I awoke and pulled back the curtains to be greeted by the sight of a calm sea and the Italian mainland away on the horizon. It is cool as I made a turn around the decks and there were only a few people up, either having breakfast in the Conservatory, or sitting in the Crow’s Nest Bar watching as the ship make its progress towards the Strait of Taranto which separates Italy and Albania and is the entrance to the Adriatic Sea.
Work in the cyb@study took up the morning until the Officer of the Watch noon announcement; the ship was 31 nautical miles southwest of Cap San Maria di Leuca on the heel of Italy and heading in a north-easterly direction.
The weather had brighten up and if you were in the sun and out of the breeze it actually felt quite warm; numerous people had found such a spot and were reading or doing some other activity, with a few gents having removed their shirts in order to try and get a tan.
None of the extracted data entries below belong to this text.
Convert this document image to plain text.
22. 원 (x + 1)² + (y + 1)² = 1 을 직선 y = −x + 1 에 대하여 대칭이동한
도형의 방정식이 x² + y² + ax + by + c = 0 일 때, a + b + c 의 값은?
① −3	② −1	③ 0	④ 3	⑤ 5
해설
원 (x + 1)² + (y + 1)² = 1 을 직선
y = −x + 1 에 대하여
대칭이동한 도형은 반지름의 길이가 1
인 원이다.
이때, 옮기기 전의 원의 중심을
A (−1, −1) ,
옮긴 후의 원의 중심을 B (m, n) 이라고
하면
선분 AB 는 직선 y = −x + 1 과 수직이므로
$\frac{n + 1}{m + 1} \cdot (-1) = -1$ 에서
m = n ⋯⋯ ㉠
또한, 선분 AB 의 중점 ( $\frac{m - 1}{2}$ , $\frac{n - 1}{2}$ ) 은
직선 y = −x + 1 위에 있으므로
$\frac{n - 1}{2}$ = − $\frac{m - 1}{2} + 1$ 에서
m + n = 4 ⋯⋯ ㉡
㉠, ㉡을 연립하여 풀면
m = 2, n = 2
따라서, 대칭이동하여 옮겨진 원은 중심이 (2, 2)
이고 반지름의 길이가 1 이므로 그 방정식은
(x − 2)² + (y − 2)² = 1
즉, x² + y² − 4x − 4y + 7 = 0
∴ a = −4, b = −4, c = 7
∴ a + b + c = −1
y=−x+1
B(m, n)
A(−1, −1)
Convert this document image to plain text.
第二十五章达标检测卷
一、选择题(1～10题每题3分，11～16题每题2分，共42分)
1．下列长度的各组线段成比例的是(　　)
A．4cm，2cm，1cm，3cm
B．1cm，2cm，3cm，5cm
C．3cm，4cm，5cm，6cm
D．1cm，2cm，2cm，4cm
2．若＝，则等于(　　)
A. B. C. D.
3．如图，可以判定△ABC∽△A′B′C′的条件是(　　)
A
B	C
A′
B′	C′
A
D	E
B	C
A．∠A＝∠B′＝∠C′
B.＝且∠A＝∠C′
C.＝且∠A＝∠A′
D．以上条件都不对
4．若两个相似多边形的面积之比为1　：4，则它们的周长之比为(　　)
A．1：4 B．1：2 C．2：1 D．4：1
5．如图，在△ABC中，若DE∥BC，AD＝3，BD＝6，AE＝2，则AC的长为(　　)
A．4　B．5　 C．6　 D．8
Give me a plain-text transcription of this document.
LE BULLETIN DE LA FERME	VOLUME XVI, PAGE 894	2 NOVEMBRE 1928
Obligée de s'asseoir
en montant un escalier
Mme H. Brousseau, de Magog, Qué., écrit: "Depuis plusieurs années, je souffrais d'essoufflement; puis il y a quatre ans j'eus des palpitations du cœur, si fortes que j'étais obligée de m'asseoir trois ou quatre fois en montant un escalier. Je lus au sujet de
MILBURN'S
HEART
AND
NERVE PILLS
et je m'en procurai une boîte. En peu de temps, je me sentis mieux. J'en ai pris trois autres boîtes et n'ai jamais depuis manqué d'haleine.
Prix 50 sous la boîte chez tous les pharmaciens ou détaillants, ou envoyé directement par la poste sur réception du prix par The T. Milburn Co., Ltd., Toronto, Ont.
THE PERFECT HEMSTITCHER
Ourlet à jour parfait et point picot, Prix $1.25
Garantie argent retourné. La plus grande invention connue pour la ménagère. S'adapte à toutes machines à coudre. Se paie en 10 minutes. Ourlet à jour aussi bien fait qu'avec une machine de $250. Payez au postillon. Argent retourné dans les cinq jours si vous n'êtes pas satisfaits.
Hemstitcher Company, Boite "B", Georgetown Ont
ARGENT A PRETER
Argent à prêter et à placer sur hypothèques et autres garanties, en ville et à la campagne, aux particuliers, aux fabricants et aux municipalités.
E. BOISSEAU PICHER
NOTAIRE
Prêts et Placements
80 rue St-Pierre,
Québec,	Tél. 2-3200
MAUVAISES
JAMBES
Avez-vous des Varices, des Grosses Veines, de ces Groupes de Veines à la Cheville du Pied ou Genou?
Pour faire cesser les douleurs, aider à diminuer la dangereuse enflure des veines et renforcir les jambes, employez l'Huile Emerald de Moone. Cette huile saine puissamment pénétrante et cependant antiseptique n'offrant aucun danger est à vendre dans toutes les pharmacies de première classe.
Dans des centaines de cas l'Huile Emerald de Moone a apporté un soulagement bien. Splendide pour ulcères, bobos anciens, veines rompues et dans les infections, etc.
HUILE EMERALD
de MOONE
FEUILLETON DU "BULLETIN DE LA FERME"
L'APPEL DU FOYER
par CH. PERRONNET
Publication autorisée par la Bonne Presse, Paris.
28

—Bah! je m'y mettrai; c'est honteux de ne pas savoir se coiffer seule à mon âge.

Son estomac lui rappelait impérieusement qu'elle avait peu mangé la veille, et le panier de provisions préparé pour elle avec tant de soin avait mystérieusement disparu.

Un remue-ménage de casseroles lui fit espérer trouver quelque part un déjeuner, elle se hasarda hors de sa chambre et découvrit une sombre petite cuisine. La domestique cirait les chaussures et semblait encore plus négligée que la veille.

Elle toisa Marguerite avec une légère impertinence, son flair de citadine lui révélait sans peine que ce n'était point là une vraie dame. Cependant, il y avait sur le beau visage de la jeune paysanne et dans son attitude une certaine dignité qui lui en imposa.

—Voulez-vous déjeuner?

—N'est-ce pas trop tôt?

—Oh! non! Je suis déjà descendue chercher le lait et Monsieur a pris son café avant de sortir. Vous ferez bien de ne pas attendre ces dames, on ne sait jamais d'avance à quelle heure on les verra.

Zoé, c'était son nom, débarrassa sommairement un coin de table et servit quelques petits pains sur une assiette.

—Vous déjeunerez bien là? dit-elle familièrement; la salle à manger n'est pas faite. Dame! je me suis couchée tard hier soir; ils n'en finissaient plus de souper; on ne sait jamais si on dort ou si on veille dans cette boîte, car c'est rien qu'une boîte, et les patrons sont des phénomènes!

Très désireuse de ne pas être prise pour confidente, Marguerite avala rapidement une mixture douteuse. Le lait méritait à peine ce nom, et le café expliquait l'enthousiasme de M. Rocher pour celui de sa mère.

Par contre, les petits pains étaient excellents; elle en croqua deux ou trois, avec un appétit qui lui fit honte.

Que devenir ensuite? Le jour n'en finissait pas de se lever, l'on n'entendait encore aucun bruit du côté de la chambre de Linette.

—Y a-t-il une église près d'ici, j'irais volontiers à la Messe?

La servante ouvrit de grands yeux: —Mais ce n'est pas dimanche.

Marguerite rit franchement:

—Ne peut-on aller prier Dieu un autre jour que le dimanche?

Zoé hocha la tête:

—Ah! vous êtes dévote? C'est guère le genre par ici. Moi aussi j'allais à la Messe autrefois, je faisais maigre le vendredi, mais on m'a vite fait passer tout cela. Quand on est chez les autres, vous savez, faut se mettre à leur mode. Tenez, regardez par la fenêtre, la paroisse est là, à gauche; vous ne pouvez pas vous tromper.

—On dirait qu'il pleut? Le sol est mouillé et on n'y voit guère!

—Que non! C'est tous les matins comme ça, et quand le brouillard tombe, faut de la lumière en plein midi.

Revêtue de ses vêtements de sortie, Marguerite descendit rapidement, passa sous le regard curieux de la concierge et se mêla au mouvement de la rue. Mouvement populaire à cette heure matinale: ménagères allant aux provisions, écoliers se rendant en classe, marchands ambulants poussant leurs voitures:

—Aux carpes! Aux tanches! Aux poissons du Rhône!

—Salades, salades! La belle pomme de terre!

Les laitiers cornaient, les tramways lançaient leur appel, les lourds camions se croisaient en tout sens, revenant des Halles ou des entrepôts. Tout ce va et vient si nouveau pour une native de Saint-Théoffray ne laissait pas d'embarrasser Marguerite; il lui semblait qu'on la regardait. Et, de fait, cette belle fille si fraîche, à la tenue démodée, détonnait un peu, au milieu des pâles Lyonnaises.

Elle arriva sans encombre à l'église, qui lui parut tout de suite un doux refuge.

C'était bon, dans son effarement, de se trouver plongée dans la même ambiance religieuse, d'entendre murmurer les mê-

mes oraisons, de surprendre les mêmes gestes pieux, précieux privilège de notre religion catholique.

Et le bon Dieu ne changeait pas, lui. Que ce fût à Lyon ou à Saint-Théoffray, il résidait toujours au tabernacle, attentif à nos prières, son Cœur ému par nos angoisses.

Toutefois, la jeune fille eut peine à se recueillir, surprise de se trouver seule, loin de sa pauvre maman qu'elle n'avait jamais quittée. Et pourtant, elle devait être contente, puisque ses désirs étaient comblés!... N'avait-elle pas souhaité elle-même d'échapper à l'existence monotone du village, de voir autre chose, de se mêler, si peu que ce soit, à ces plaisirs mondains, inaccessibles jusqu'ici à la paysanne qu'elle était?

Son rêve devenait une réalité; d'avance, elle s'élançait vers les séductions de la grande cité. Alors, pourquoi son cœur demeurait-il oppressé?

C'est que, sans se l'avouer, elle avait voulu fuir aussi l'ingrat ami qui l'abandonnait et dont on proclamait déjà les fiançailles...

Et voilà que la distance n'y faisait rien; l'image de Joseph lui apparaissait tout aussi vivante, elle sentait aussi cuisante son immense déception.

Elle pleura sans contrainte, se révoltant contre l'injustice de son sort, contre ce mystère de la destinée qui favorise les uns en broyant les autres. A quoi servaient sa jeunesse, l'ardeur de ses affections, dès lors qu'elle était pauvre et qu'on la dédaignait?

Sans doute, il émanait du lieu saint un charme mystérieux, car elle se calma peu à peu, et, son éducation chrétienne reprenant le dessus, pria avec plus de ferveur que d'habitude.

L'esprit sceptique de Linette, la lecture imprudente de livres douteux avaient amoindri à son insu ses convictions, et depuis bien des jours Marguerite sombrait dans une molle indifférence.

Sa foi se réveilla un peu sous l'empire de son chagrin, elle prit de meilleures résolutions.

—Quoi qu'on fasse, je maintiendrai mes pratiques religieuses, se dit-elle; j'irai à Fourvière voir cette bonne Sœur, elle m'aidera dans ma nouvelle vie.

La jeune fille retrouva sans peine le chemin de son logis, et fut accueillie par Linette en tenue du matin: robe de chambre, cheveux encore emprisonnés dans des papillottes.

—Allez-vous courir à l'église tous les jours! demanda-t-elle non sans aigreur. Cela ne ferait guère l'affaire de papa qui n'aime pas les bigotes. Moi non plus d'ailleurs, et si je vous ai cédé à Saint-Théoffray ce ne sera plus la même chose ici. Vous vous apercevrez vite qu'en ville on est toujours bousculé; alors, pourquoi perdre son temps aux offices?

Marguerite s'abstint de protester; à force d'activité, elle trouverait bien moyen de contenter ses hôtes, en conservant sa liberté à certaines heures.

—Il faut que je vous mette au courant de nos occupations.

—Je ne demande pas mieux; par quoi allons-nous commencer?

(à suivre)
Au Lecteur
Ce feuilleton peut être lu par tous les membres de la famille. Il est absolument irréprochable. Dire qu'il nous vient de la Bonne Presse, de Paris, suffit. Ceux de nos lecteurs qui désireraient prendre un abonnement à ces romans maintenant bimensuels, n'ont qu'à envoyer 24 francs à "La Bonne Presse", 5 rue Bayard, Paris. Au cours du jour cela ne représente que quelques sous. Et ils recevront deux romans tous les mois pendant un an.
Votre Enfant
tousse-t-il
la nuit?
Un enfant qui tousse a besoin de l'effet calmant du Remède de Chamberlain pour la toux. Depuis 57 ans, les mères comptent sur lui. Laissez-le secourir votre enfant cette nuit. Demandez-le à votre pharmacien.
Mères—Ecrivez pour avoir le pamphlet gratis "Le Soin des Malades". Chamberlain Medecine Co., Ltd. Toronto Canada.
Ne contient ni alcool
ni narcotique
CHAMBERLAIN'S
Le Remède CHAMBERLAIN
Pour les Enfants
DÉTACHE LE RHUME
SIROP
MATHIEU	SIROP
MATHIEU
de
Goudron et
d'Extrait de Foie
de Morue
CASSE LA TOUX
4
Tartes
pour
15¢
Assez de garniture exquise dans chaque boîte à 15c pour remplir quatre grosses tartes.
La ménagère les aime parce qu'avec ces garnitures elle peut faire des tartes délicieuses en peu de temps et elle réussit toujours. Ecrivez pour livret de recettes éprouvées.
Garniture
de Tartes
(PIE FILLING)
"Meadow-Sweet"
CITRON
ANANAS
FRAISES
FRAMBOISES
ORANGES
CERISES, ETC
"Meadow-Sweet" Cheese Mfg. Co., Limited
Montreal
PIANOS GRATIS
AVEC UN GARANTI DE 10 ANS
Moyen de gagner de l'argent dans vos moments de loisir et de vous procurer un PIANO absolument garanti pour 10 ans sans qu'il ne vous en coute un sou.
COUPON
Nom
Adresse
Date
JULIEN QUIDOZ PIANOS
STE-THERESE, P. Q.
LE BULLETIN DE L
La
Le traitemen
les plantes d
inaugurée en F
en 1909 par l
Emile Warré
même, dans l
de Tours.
Having had my post lunch snooze I returned to the cyb@study and did some more work; with the sun streaming through the windows, I could get a tan without having to brave the open decks.
There were a number of small ships making their way along and we dwarfed them all as we steam passed at considerable speed. In order to be able to get to Venice before the work on the flood defences caused the port to be closed, the ship had to crack on as we needed to arrive nineteen hours earlier than scheduled. So the Chief Engineer had opened the throttles and we had been averaging over twenty one knots for the last three days; the downside to this was that the fuel consumption had increased significantly.
Having entered the Adriatic Sea we spent the afternoon paralleling the coast as we headed northwards.
As soon as the sun went in the temperature dropped quickly so the decks emptied quite rapidly as people headed inside to the many public areas or back to their cabins. We passed Bari on the portside as dusk fell and the cities lights can be seen twinkling away on the horizon.
The individual general knowledge quiz takes place every day in Tiffany’s at 17:30 hours and was usually very well attended; I sat with Jackie and Peter at the bar and had a cappuccino while the questions are called out. I got just eleven right, but the winner had only answered fourteen questions correctly, so a relatively difficult quiz today.
Jackie and Peter joined us on Table 51 tonight, so for the first time on this cruise all the seats were full; four ladies, an equal number of gents and all single, so a very balanced seating arrangement. The amount of empty seats in the restaurant is something that I have never seen before, but according to Robert, the Maître ‘d, first sitting was completely full and a number of people have been moved to the Peninsular Restaurant as they don’t like being at the rear of the ship because of the engine noise.
I had an early night as I plan to spend the greater portion of tomorrow ashore wandering the streets and alleys of Venice.